第207話 竜機《ノーム・エルフリーデ》

 辺境伯領域、つまり竜皇国と魔導帝国の境界線を踏み越えて、ずしんすしんと大地を踏み鳴らし、森の木々をかぎ分けながら、一体、いや一機の金属で構築された地竜が出現する。


 全長10m、全高3mほどのその金属の光沢を持っている機械の竜は、四つん這いのまま大地を踏みしめながら構うことなく辺境伯領土へと侵攻していく。

 これは太古に開発された対竜魔導兵器を発掘し、それを修理して搭乗できるようにした竜機ノーム・エルフリーデである。

 これは空中戦用のシルフィードタイプではなく、地上戦用の地竜を改造したノームタイプだ。

 順調に侵攻を続けていたノーム・エルフリーデだが、陣地外周部に存在する対地上竜機用のドラゴン・トゥース代わりの複数の岩に阻まれ、一端侵攻を中断する。


「構え!撃てーッ!!」


 その瞬間、まだ未完成の陣地に潜んでいた兵士たちがマスケット銃やクロスボウ、弓矢などを一斉にノーム・エルフリーデに打ち込んでいく。

 マスケット銃は金属鎧すら貫通する威力がある。いかに金属に包まれた竜機であろうと装甲は貫通するだろう、と思っていた彼らだが、薄い光に覆われた装甲はそれら全ての銃弾を弾き返していた。

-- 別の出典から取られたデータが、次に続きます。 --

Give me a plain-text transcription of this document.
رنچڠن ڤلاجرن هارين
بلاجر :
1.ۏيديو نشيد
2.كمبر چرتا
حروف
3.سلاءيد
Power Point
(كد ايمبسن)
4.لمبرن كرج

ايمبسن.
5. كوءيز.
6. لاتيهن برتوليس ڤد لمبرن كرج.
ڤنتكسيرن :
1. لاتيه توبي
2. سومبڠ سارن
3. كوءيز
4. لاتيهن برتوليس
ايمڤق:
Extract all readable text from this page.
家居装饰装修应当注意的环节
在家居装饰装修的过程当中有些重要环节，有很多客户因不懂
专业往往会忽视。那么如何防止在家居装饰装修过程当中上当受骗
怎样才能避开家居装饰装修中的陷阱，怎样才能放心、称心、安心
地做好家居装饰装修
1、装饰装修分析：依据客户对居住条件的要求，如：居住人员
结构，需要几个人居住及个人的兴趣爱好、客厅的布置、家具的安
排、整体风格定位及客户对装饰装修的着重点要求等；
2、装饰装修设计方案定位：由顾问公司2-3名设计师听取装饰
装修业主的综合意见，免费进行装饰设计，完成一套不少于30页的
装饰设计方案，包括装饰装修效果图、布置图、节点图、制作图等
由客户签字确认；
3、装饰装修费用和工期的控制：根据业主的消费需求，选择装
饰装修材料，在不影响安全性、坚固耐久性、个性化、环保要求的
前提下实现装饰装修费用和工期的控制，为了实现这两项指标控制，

 それなら、と彼らが持ち出していたのは大砲、カノン砲である。

 陣地防衛を行う際に、敵の進入路を把握して集中砲火を仕掛けられるように計算して配置されたそのカノン砲は、移動など時間のかかる事はせずにすぐさま装填すれば敵に撃てるようになっている。


「撃てーっ!!」


 それと同時に、ノーム・エルフリーデにカノン砲の砲撃が降り注ぐ。

 いかに装甲が結界で守られているとはいえ、直撃を食らえば一たまりもあるまい。

 だが、竜機は四つん這いから二足歩行へと形態を変え、足止めのドラゴントゥース代わりの岩を両手で抱えると、それを持ち上げて、カノン砲の砲兵部隊へと投げつける。


「うわーっ!退避!退避ー!!」


 その投げつけた岩が砲兵部隊の側にまで着弾するとは、さすがに元がドラゴンなだけあるという事だろうか。

 さらに、二足歩行形態になったノーム・エルフリーデは口部をカシュン、と開いて展開すると、そこから魔力の光が収束し、ブレス代わりに魔力の吐息が放たれ、ドラゴントゥースの岩ごと周囲の陣地を粉砕し、吹き飛ばしていく。

 竜機は竜の脳髄が結晶化したカーバンクルを頭脳ユニットと採用しているため、疑似的ならば竜語魔術を使用できるのである。

 この魔力のブレスも、それを応用したものだ。


まるで勝ち誇ったかのように、天空に向かって口を開き、魔力のブレスを吐く竜機。

どうやら、パイロットはよほど調子に乗っているらしい。

そんな竜機に対して、まるで疾風のように馬に跨った何かが襲い掛かっていった。